Delwar first saw G9 banana at an agricultural exhibition in Pune, India. He then brought some tissue culture plants from there and started his dream project of cultivating G9 banana since then. He was more into it as he could use moderate fertilizers with no pesticides at all. What he did was he wrapped the cluster of bananas with a special paper. As soon as I opened one such paper, the banana cluster came out. All the bananas from the top to the bottom of the cluster were of same size and the colour was still green. However, it was clear that it will look nice when they will ripen. They will bear the same colour for about one and a half months after harvest. There is no spot on a single banana. Delwar said the best thing about commercial G9 cultivation is it lasts a long time. The nutritional value of G9 bananas is quite good. However, Delwar's goal is to cultivate this banana and grab the export market. Delwar needs a banana processing centre, but that is very expensive. His demand to the government is to set up processing centres in different regions of the country.
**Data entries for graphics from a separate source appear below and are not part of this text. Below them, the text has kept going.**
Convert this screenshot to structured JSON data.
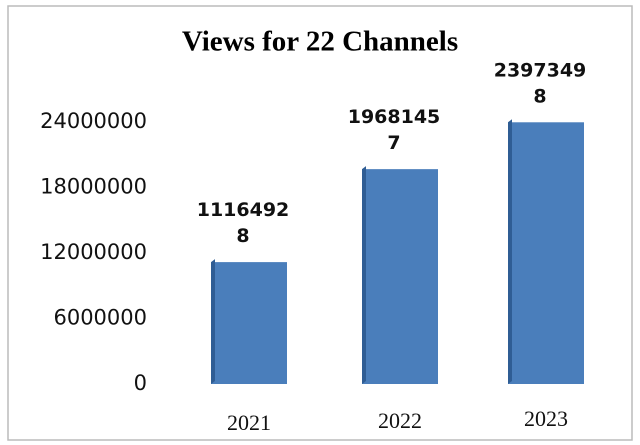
{
  "chart_data": {
    "type": "bar",
    "title": "Views for 22 Channels",
    "categories": [
      "2021",
      "2022",
      "2023"
    ],
    "values": [
      11164928,
      19681457,
      23973498
    ],
    "color": "#4a7ebb",
    "ylim": [
      0,
      24000000
    ],
    "yticks": [
      0,
      6000000,
      12000000,
      18000000,
      24000000
    ],
    "grid": false
  }
}
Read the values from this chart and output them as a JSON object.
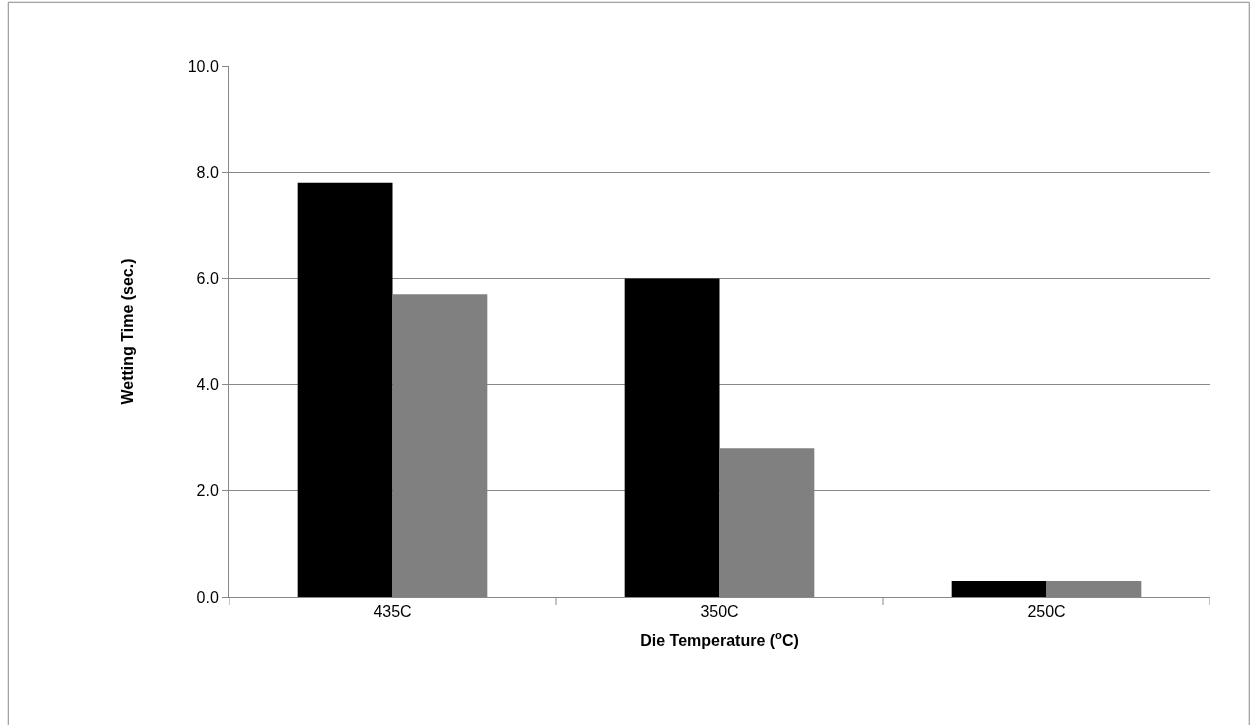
{
  "chart_data": {
    "type": "bar",
    "xlabel": "Die Temperature ($^{o}$C)",
    "ylabel": "Wetting Time (sec.)",
    "categories": [
      "435C",
      "350C",
      "250C"
    ],
    "series": [
      {
        "color": "#000000",
        "values": [
          7.8,
          6.0,
          0.3
        ]
      },
      {
        "color": "#808080",
        "values": [
          5.7,
          2.8,
          0.3
        ]
      }
    ],
    "ylim": [
      0,
      10
    ],
    "yticks": [
      {
        "value": 0,
        "label": "0.0"
      },
      {
        "value": 2,
        "label": "2.0"
      },
      {
        "value": 4,
        "label": "4.0"
      },
      {
        "value": 6,
        "label": "6.0"
      },
      {
        "value": 8,
        "label": "8.0"
      },
      {
        "value": 10,
        "label": "10.0"
      }
    ],
    "grid": "y",
    "legend": false
  }
}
He firmly believes a world standard processing centre will help the G9 bananas ripen better and its colours will become fresher to enter the global banana market.

However, in terms of export, it is necessary to build a commercial orchard first. Tissue culture plants should spread across the country in a planned way. In this case, Delwar is emphasizing building a quality laboratory. I asked him if a farmer wants to cultivate G9 on one bigha (0.33 acres) orchard, what would be his calculation for the costs and profit. Delwar said 380 trees can be planted on one bigha of land and the cost per tree in the first year will be Tk 180 (USD 2.12). This money includes all the expenses starting from the price of plants, fertilizer and irrigation, and wrapping the banana clusters. At least 160 bananas will come from each tree in the first year which could be sold at around a minimum of Tk 500 (USD 5.90). As a result, it is not very difficult to get Tk 1.2 lakh profit, deducting the production cost from one bigha of land. The production expenses during the second crop cycle will be reduced to less than Tk 50 (USD 0.58) per tree, a year. Then the profit will go quite high, as you can easily assume.

In the meantime, 1,200 tissue culture plants have been distributed among farmers. Delwar got the first yield as expected and now he is expecting government initiatives to expand the G9 varieties. By the way, there are many potential places in the country where commercial banana orchards can start operating. Many farmers have already become interested to initiate G9 banana cultivation.

Today's farming perspective is much more diverse. Diversity competition is going on in the commercial farming scenario as well. In this case, the entrepreneurial farmer is far ahead. Especially those who are researching the world market and farming trends, techniques and technologies, are introducing new fruit crops in the country's soil. Delwar is such a promising entrepreneur. I believe that Delwar's efforts will effectively work in the countrywide extension of the G9 variety of bananas. I also hope the government will take necessary initiative so that G9 can enter the international market. Advanced deepest respect for the Language Martyrs on the International Mother Language Day; the day also marks another glorious occasion as the illustrious agricultural TV programme Hridoye Mati O Manush is going to step into its 18th year of broadcasting.